Dimenticare la sincronia. Marciano infatti a velocità differente i distretti industriali del made in Italy. A dimostrazione che questa lunga crisi si sta rivelando molto selettiva sia per le aziende sia per i settori produttivi e sia, infine, anche per i sistemi territoriali.
Con un ulteriore elemento di complessità che si manifesta a livello internazionale: ad esempio, tra i vari paesi i differenziali di crescita non solo sono meno sincronizzati rispetto al passato, ma le differenze tendono ad amplificarsi in maniera abnorme.
E questo accade pure, come vedremo, nei nostri distretti.
Nel primo trimestre dell'anno sono risultate ben 27 (su 101) le aree sistema che hanno registrato una crescita dell'export superiore al 10 per cento. Undici distretti hanno invece messo a segno una crescita delle esportazioni compresa tra il 5% e il 10%, mentre altri 18 cluster hanno avuto un andamento positivo ma inferiore al 5 per cento. Invece tra le aree sistema che hanno continuato a sperimentare un andamento negativo, si osserva una riduzione considerevole delle perdite, risultando il valore delle proprie esportazioni inferiore al 5% in 19 distretti.

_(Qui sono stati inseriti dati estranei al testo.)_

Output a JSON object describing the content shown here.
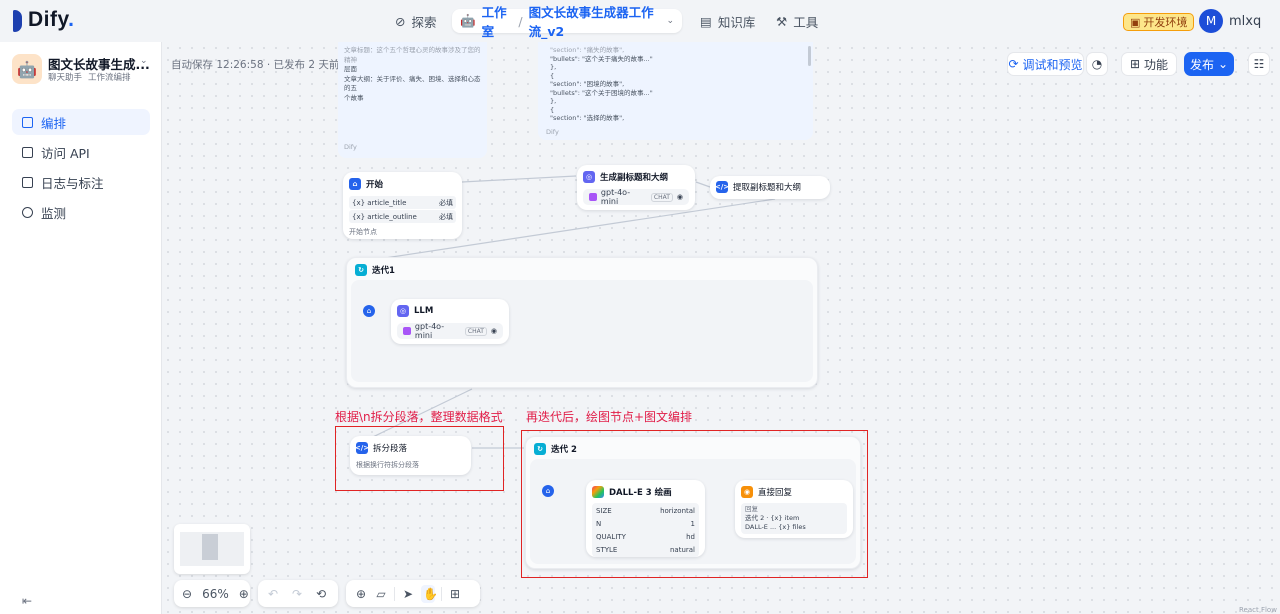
{
  "header": {
    "logo_text": "Dify",
    "logo_dot": ".",
    "explore_label": "探索",
    "workspace_label": "工作室",
    "workflow_name": "图文长故事生成器工作流_v2",
    "knowledge_label": "知识库",
    "tools_label": "工具",
    "env_badge": "开发环境",
    "avatar_letter": "M",
    "username": "mlxq"
  },
  "sidebar": {
    "app_name": "图文长故事生成...",
    "app_type": "聊天助手",
    "app_mode": "工作流编排",
    "items": [
      {
        "label": "编排",
        "active": true
      },
      {
        "label": "访问 API",
        "active": false
      },
      {
        "label": "日志与标注",
        "active": false
      },
      {
        "label": "监测",
        "active": false
      }
    ]
  },
  "toolbar": {
    "autosave": "自动保存 12:26:58 · 已发布 2 天前",
    "debug_label": "调试和预览",
    "features_label": "功能",
    "publish_label": "发布"
  },
  "canvas": {
    "note_left_lines": [
      "文章标题：这个五个哲理心灵的故事涉及了您的精神",
      "层面",
      "文章大纲：关于评价、痛失、困境、选择和心态的五",
      "个故事"
    ],
    "note_left_footer": "Dify",
    "note_right_lines": [
      "\"section\": \"痛失的故事\",",
      "\"bullets\": \"这个关于痛失的故事...\"",
      "},",
      "{",
      "\"section\": \"困境的故事\",",
      "\"bullets\": \"这个关于困境的故事...\"",
      "},",
      "{",
      "\"section\": \"选择的故事\","
    ],
    "note_right_footer": "Dify",
    "start_node": {
      "title": "开始",
      "vars": [
        {
          "name": "article_title",
          "req": "必填"
        },
        {
          "name": "article_outline",
          "req": "必填"
        }
      ],
      "desc": "开始节点"
    },
    "gen_node": {
      "title": "生成副标题和大纲",
      "model": "gpt-4o-mini",
      "tag": "CHAT"
    },
    "extract_node": {
      "title": "提取副标题和大纲"
    },
    "iter1": {
      "title": "迭代1",
      "llm_title": "LLM",
      "model": "gpt-4o-mini",
      "tag": "CHAT"
    },
    "annot_left": "根据\\n拆分段落，整理数据格式",
    "annot_right": "再迭代后，绘图节点+图文编排",
    "split_node": {
      "title": "拆分段落",
      "desc": "根据换行符拆分段落"
    },
    "iter2": {
      "title": "迭代 2",
      "dalle_title": "DALL-E 3 绘画",
      "params": [
        {
          "key": "SIZE",
          "value": "horizontal"
        },
        {
          "key": "N",
          "value": "1"
        },
        {
          "key": "QUALITY",
          "value": "hd"
        },
        {
          "key": "STYLE",
          "value": "natural"
        }
      ],
      "reply_title": "直接回复",
      "reply_label": "回复",
      "reply_line1": "迭代 2 · {x} item",
      "reply_line2": "DALL-E ... {x} files"
    }
  },
  "zoom": {
    "value": "66%"
  },
  "footer": {
    "attribution": "React Flow"
  }
}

Nel complesso la crescita aggregata di tutti i 101 distretti esaminati dalla Fondazione Edison si è fermata allo 0,3 per cento. Come mai questi risultati?
Spiega il vicepresidente, Marco Fortis: «L'andamento fortemente negativo di pochi grandi distretti che, per valori assoluti di export, pesano notevolmente non solo sul comparto di appartenenza, ma anche sull'andamento generale delle esportazioni distrettuali, condiziona pesantemente l'indice medio. Al punto che, se noi non considerassimo nell'analisi anche solo cinque di questi distretti "maglia nera", il risultato dell'export totale dei distretti sarebbe decisamente migliore». In questo caso il consuntivo sarebbe infatti in crescita del 3,3% a fronte del più debole 0,3% registrato da tutte le aree sistema.
«Per avere tale risultato – commenta Fortis – è infatti sufficiente trascurare i cluster del tessile-abbigliamento di Treviso e Carpi, che incidono pesantemente sull'export del comparto abbigliamento-moda; il distretto salernitano dei derivati del pomodoro per l'agroalimentare, i prodotti farmaceutici di Latina (che pesano molto nel comparto hi-tech) e gli elettrodomestici di Fabriano che hanno un discreto peso nel comparto dell'automazione-meccanica-gomma-plastica. Insomma, l'andamento negativo di pochi grandi distretti "sterilizza" quindi la marcia positiva registrata dalla maggior parte dei nostri sistemi territoriali».